Oualata or Walata () (also Biru in 17th century chronicles) is a small oasis town in southeast Mauritania, located at the eastern end of the Aoukar basin. Oualata was important as a caravan city in the thirteenth and fourteenth centuries as the southern terminus of a trans-Saharan trade route and now it is a World Heritage Site.

History
Oualata is believed to have been first settled by an agro-pastoral people akin to the Mandé Soninke people who lived along the rocky promontories of the Tichitt-Oualata and Tagant cliffs of Mauritania facing the Aoukar basin. There, they built what are among the oldest stone settlements on the African continent.

The town formed part of the Ghana Empire and grew wealthy through trade. At the beginning of the thirteenth century Oualata replaced Aoudaghost as the principal southern terminus of the trans-Saharan trade and developed into an important commercial and religious centre. By the fourteenth century the city had become part of the Mali Empire.

An important trans-Saharan route began at Sijilmasa and passed through Taghaza with its salt mines and ended at Oualata.

Moroccan explorer Ibn Battuta found the inhabitants of Oualata were Muslim and mainly Massufa, a section of the Sanhaja. He was surprised by the great respect and independence that women enjoyed. He only gives a brief description of the town itself: "My stay at Iwalatan (Oualata) lasted about fifty days; and I was shown honour and entertained by its inhabitants. It is an excessively hot place, and boasts a few small date-palms, in the shade of which they sow watermelons. Its water comes from underground waterbeds at that point, and there is plenty of mutton to be had."  The town's original Mande name Biru had already shifted to the Berber Iwalatan, a reflection of the changing identity of the residents. This would change again with the town's Arabization, and the development of the current name, Walata.

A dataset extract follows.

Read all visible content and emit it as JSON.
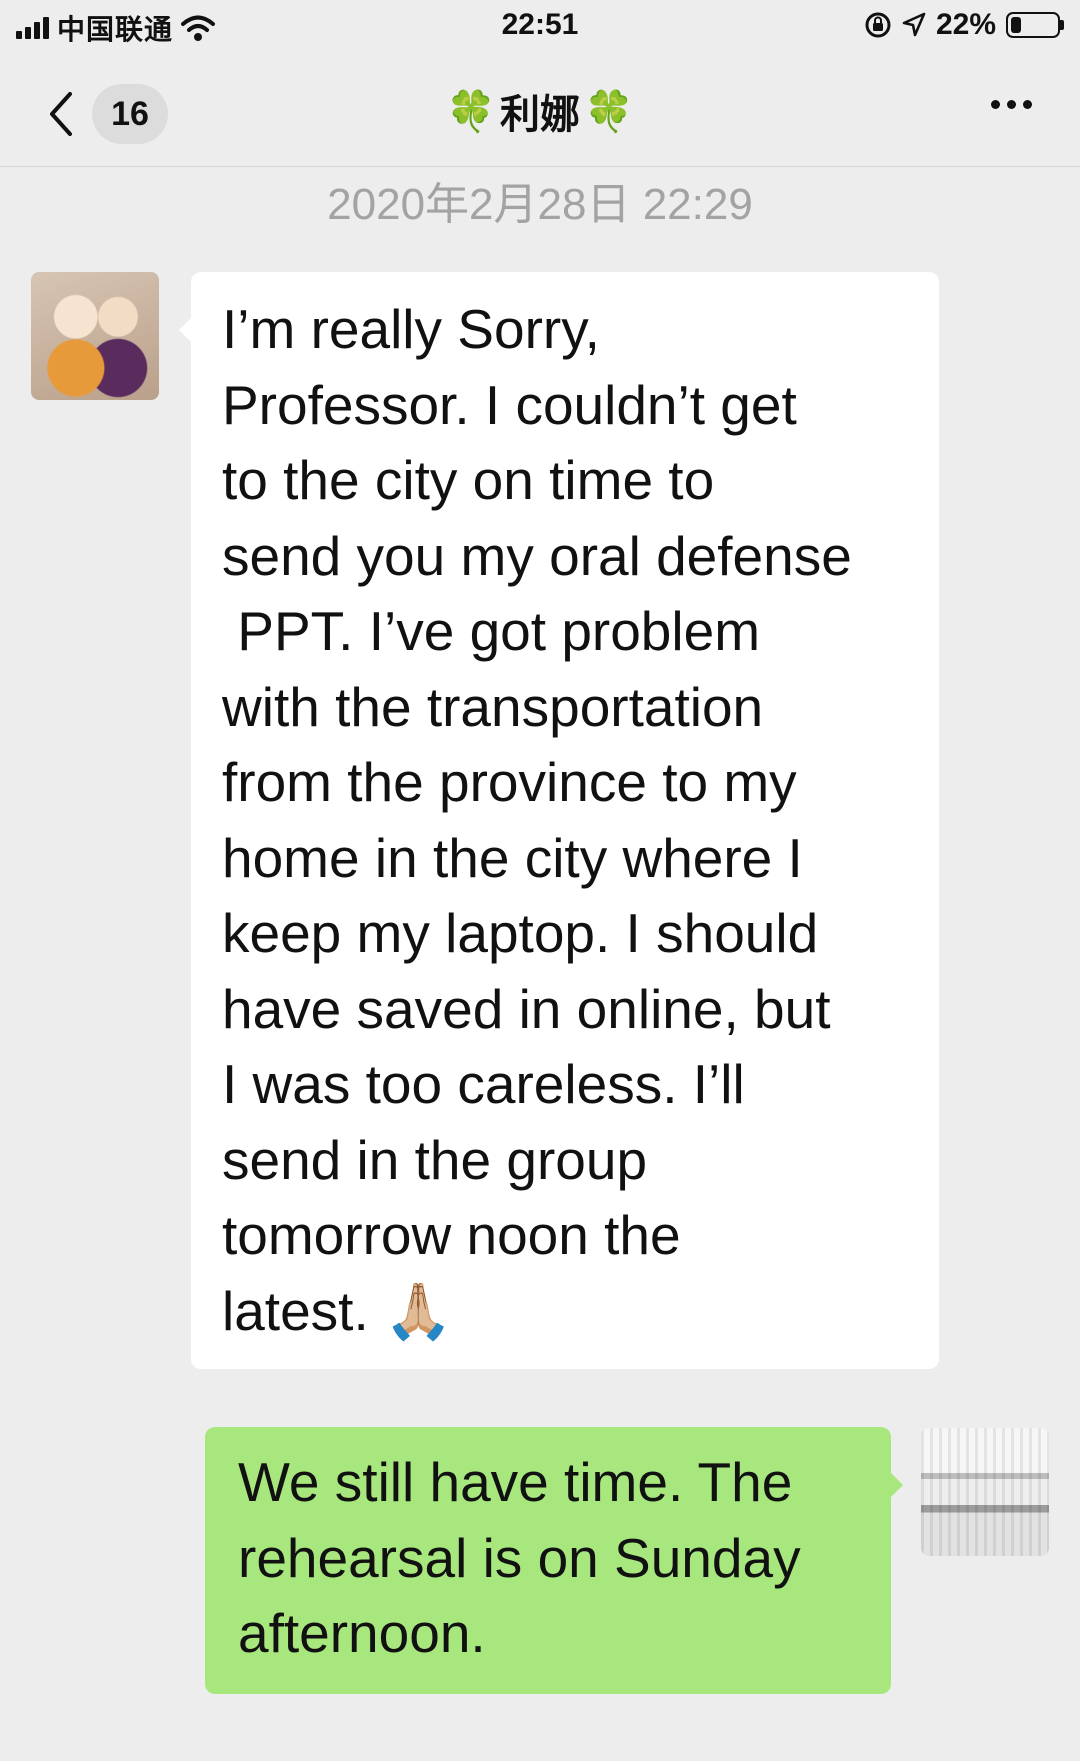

From the second half of the fourteenth century Timbuktu gradually replaced Oualata as the southern terminus of the trans-Sahara route and Oualata declined in importance, becoming an increasingly poor backwater in comparison to the previous wealth of the town. The Berber diplomat, traveller and author, Leo Africanus, who visited the region in 1509-1510 gives a description in his book Descrittione dell’Africa: "Walata Kingdom: This is a small kingdom, and of mediocre condition compared to the other kingdoms of the blacks. In fact, the only inhabited places are three large villages and some huts spread about among the palm groves." By the time Leo Africanus visited the region, the composition of the kingdom also seems to have changed greatly to reflect a large Songhai speaking population residing within the town, stating in his book "The language of this region is called Songhai, and the inhabitants are black people, and the most friendly unto strangers." Furthermore, it was under this time that Oualata was a tribute-paying fiefdom under the status of the Songhai Empire; also reflected within Africanus' book Descrittione dell’Africa explaining "In my time this region was conquered by the king of Timbuktu and the prince of Oualata fled into the deserts, whereof the king granted him peace conditionally that he pay great yearly tribute and so the prince has remained tributary to the king of Timbuktu until this present."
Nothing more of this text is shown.